— Начинаются новые времена в жизни рыбаков, — сказал он. — Почему мы не видим на этом собрании ни одного фабриканта, ни одного скупщика? Даже Гарозы, который постоянно вмешивается в наши дела, — даже и того нет! Его песенка спета. Теперь вам не придется отдавать весь будущий улов за полученную от него зимой небольшую ссуду!
Он снова забежал вперед. Наивными и гордыми словами рисовал сын рыбака взорам собравшихся картину будущего. Кончив, Оскар снова уселся в угол и углубился в себя. Когда дошли до выборов правления, он снял свою кандидатуру. На несколько минут среди собравшихся наступило полное замешательство.
— Перестань шутить, Оскар, — строго сказал Бангер. — На тебя у нас была главная надежда, а сейчас ты заартачился!
— Я снимаю свою кандидатуру, — спокойно повторил Оскар, — потому что долго здесь не пробуду и могу уехать в любой из ближайших дней.
Оскар уезжает! Оставить родной поселок в тот момент, когда борьба окончилась и остается только пожинать ее плоды! Нет, здесь что-то неладно!

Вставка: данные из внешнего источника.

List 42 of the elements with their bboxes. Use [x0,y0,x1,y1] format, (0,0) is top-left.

Старый Клява тревожно наблюдал за сыном. «Что опять на него нашло? Все было уладилось, и вдруг на тебе, ни с того ни с сего уезжает! Разве только из-за Роберта опять? Скажу мальчишке, чтобы уезжал обратно, если уж они никак не поладят…»
После собрания Оскар ушел далеко за поселок, поднялся на вершину Большой дюны и присел на песок.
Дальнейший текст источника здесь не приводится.